Brunei claims success over fraud-case prince
A Brunei government agency says it has successfully forced the sultan’s disgraced brother to disclose details of his bank accounts in a bid to end a multi-billion-dollar fraud scandal.
The Brunei Investment Agency launched contempt proceedings at Britain’s High Court last year against its own ex-chief, Prince Jefri Bolkiah, the younger brother of ruler Sultan Hassanal Bolkiah.
Jefri, who was finance minister from 1986 to 1998 and is now based mainly in London, went on a massive spending spree with Brunei’s money, channelled through the investment agency into his own Amedeo Development Corporation.
When Amedeo crashed in the 1997/1998 Asian financial crisis, its unpaid bills nearly bankrupted the oil-rich absolute monarchy on Borneo island.
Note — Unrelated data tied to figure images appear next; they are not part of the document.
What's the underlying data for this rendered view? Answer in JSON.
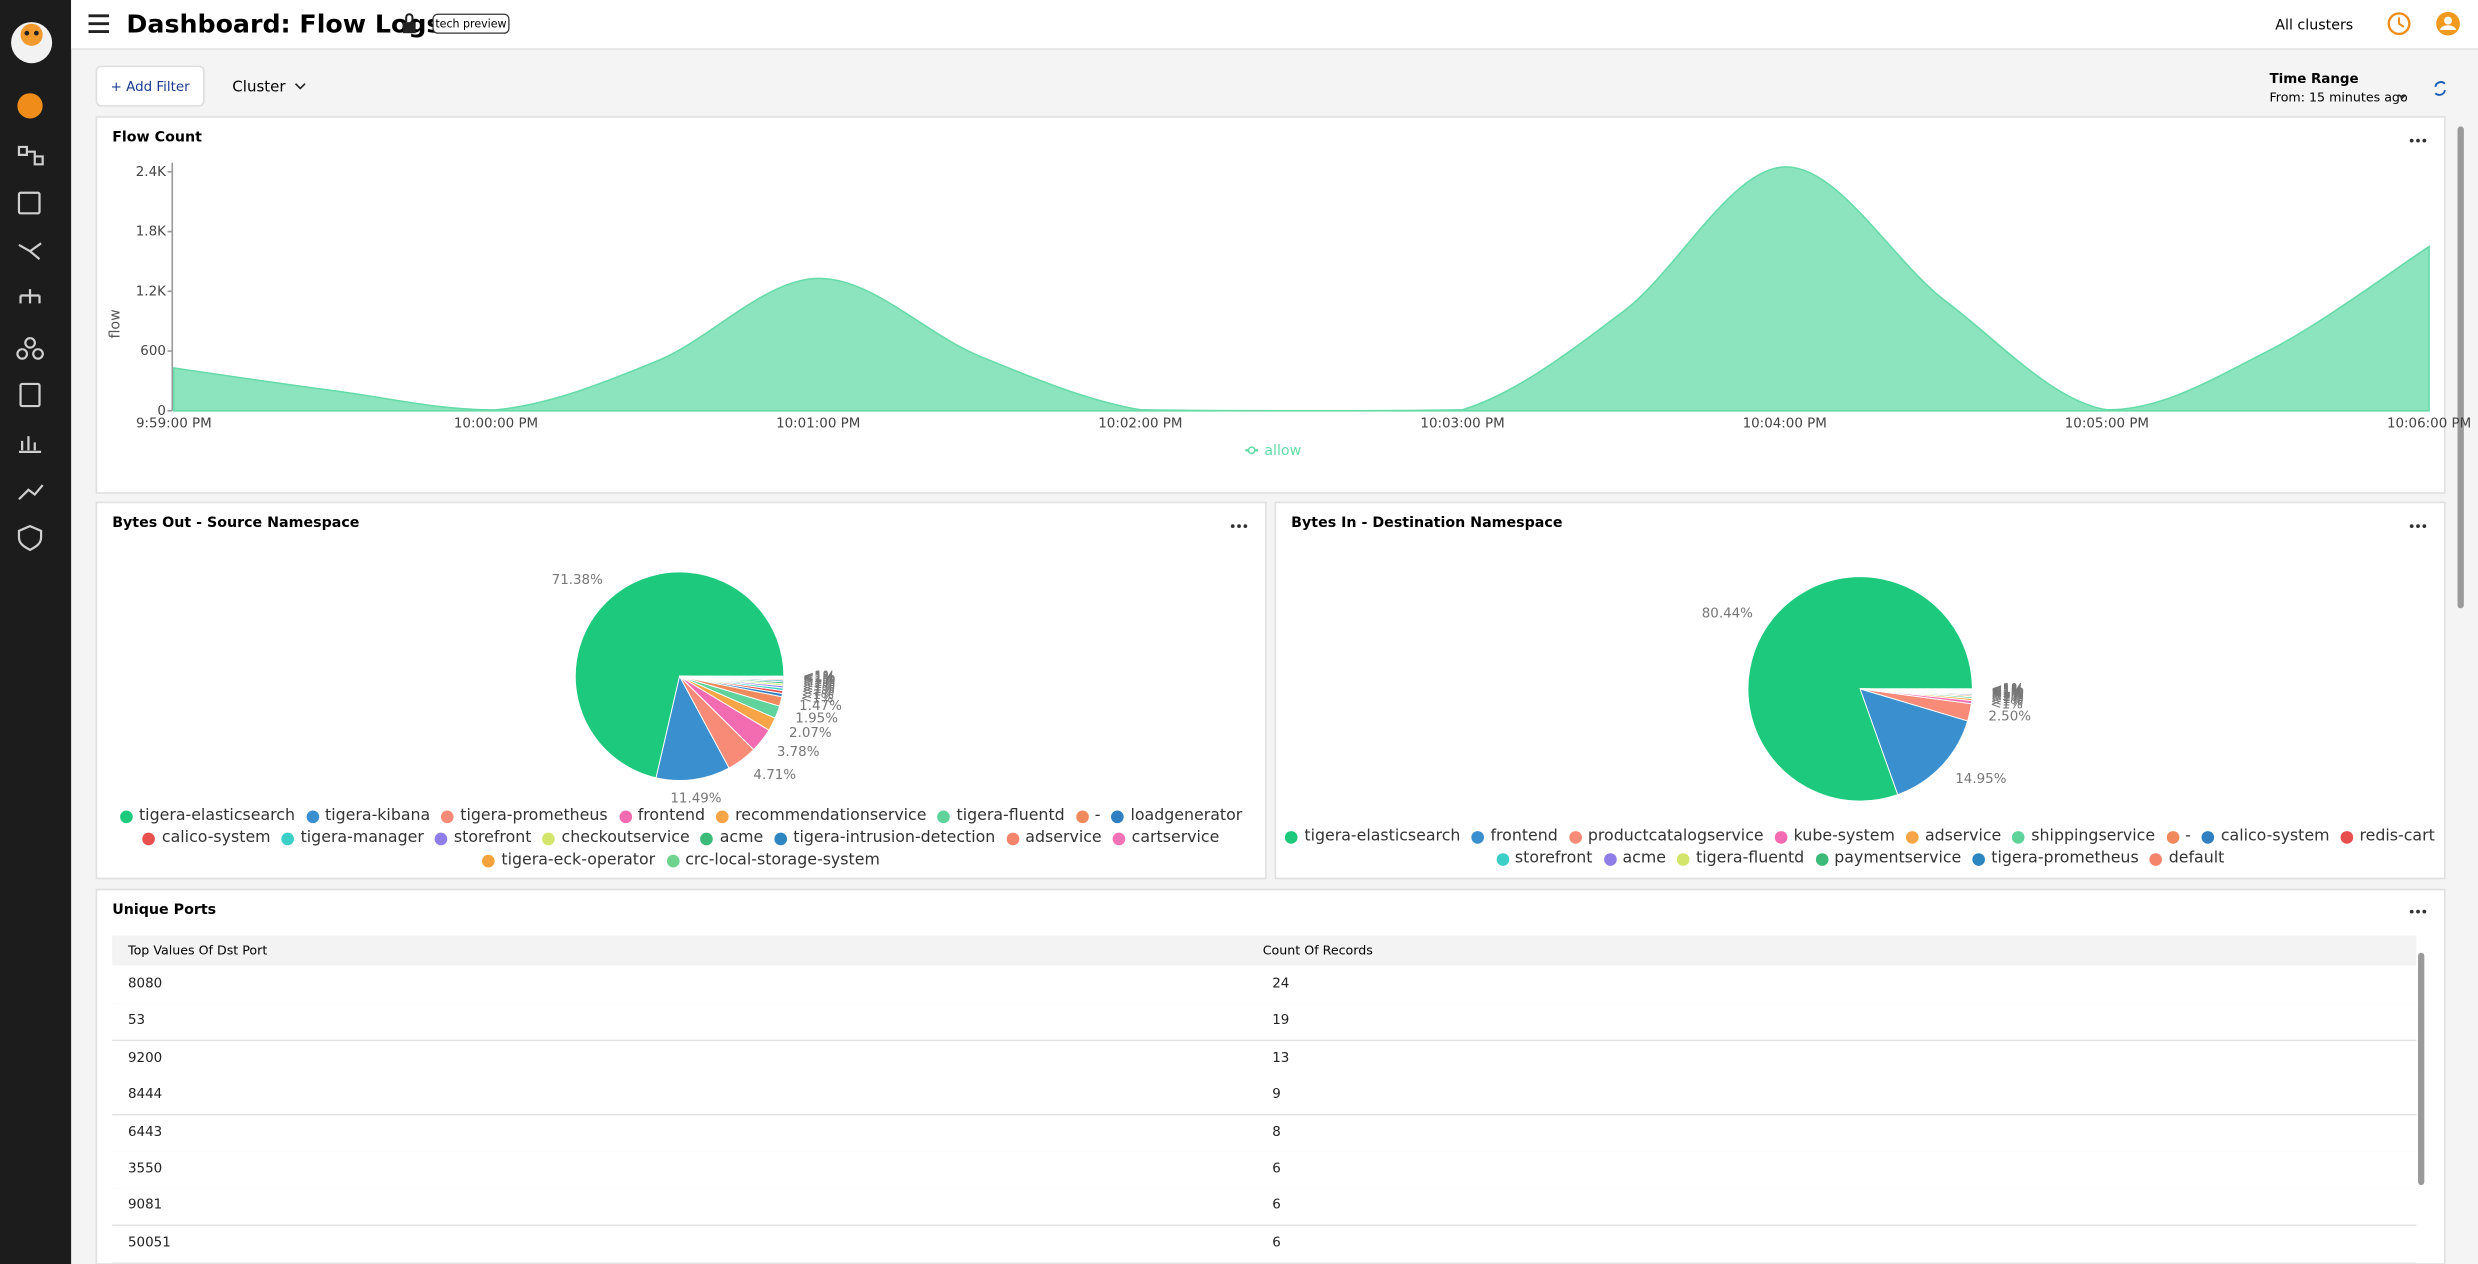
{
  "header": {
    "title": "Dashboard: Flow Logs",
    "badge": "tech preview",
    "cluster_selector": "All clusters"
  },
  "toolbar": {
    "add_filter": "+ Add Filter",
    "cluster": "Cluster",
    "time_range_label": "Time Range",
    "time_range_value": "From: 15 minutes ago"
  },
  "chart_data": [
    {
      "type": "area",
      "title": "Flow Count",
      "y_label": "flow",
      "categories": [
        "9:59:00 PM",
        null,
        "10:00:00 PM",
        null,
        "10:01:00 PM",
        null,
        "10:02:00 PM",
        null,
        "10:03:00 PM",
        null,
        "10:04:00 PM",
        null,
        "10:05:00 PM",
        null,
        "10:06:00 PM"
      ],
      "series": [
        {
          "name": "allow",
          "color": "#66dba8",
          "values": [
            430,
            200,
            10,
            500,
            1330,
            550,
            10,
            0,
            10,
            1000,
            2450,
            1100,
            10,
            600,
            1650
          ]
        }
      ],
      "ylim": [
        0,
        2460
      ],
      "yticks": [
        0,
        600,
        {
          "value": 1200,
          "label": "1.2K"
        },
        {
          "value": 1800,
          "label": "1.8K"
        },
        {
          "value": 2400,
          "label": "2.4K"
        }
      ]
    },
    {
      "type": "pie",
      "title": "Bytes Out - Source Namespace",
      "categories": [
        "tigera-elasticsearch",
        "tigera-kibana",
        "tigera-prometheus",
        "frontend",
        "recommendationservice",
        "tigera-fluentd",
        "-",
        "loadgenerator",
        "calico-system",
        "tigera-manager",
        "storefront",
        "checkoutservice",
        "acme",
        "tigera-intrusion-detection",
        "adservice",
        "cartservice",
        "tigera-eck-operator",
        "crc-local-storage-system"
      ],
      "values": [
        71.38,
        11.49,
        4.71,
        3.78,
        2.07,
        1.95,
        1.47,
        0.5,
        0.45,
        0.4,
        0.35,
        0.3,
        0.3,
        0.25,
        0.2,
        0.15,
        0.15,
        0.1
      ],
      "value_labels": [
        "71.38%",
        "11.49%",
        "4.71%",
        "3.78%",
        "2.07%",
        "1.95%",
        "1.47%",
        "<1%",
        "<1%",
        "<1%",
        "<1%",
        "<1%",
        "<1%",
        "<1%",
        "<1%",
        "<1%",
        "<1%",
        "<1%"
      ],
      "colors": [
        "#1dc97c",
        "#3a8fcf",
        "#f88b78",
        "#f36cb2",
        "#f7a546",
        "#5fd39b",
        "#f08a5d",
        "#2f7fc1",
        "#e8504f",
        "#3ccfc8",
        "#8f7ee8",
        "#d4e56b",
        "#3cba7a",
        "#2e86c1",
        "#f5846c",
        "#f472b6",
        "#f6a23c",
        "#6ed38f"
      ]
    },
    {
      "type": "pie",
      "title": "Bytes In - Destination Namespace",
      "categories": [
        "tigera-elasticsearch",
        "frontend",
        "productcatalogservice",
        "kube-system",
        "adservice",
        "shippingservice",
        "-",
        "calico-system",
        "redis-cart",
        "storefront",
        "acme",
        "tigera-fluentd",
        "paymentservice",
        "tigera-prometheus",
        "default"
      ],
      "values": [
        80.44,
        14.95,
        2.5,
        0.45,
        0.3,
        0.25,
        0.2,
        0.18,
        0.16,
        0.14,
        0.12,
        0.1,
        0.08,
        0.07,
        0.06
      ],
      "value_labels": [
        "80.44%",
        "14.95%",
        "2.50%",
        "<1%",
        "<1%",
        "<1%",
        "<1%",
        "<1%",
        "<1%",
        "<1%",
        "<1%",
        "<1%",
        "<1%",
        "<1%",
        "<1%"
      ],
      "colors": [
        "#1dc97c",
        "#3a8fcf",
        "#f88b78",
        "#f36cb2",
        "#f7a546",
        "#5fd39b",
        "#f08a5d",
        "#2f7fc1",
        "#e8504f",
        "#3ccfc8",
        "#8f7ee8",
        "#d4e56b",
        "#3cba7a",
        "#2e86c1",
        "#f5846c"
      ]
    }
  ],
  "table": {
    "title": "Unique Ports",
    "columns": [
      "Top Values Of Dst Port",
      "Count Of Records"
    ],
    "rows": [
      [
        "8080",
        24
      ],
      [
        "53",
        19
      ],
      [
        "9200",
        13
      ],
      [
        "8444",
        9
      ],
      [
        "6443",
        8
      ],
      [
        "3550",
        6
      ],
      [
        "9081",
        6
      ],
      [
        "50051",
        6
      ]
    ]
  }
}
The agency filed legal actions after Jefri allegedly reneged on an out-of-court settlement ordering him to reveal his financial assets.
But the agency said in a written statement it had dropped the contempt proceedings after Jefri “produced a great deal of further information about his bank accounts and as to the financial support he was receiving from others to fund his lifestyle”.
“The contempt proceedings had been successful in their purpose of compelling … Prince Jefri to give disclosure,” it said.
Jefri, who has lived mostly in London after leaving Brunei in 2004, reached an out-of-court settlement with the government in 2000 following a lawsuit filed against him over £9bn (€13.1bn) that vanished from Brunei’s coffers while Jefri headed the agency.
The Brunei Investment Agency said recent British media reports portraying the latest court twist as a victory for Jefri were “inaccurate”.
It denied that Jefri had been awarded all legal costs in the contempt proceedings at the High Court.
“Prince Jefri remains subject to … orders of the Brunei and English courts freezing his assets and ordering him to give disclosure of them,” the agency said.
It said it was waiting for a Brunei High Court verdict in an attempt to force Jefri to hand over all his remaining assets as part of the settlement.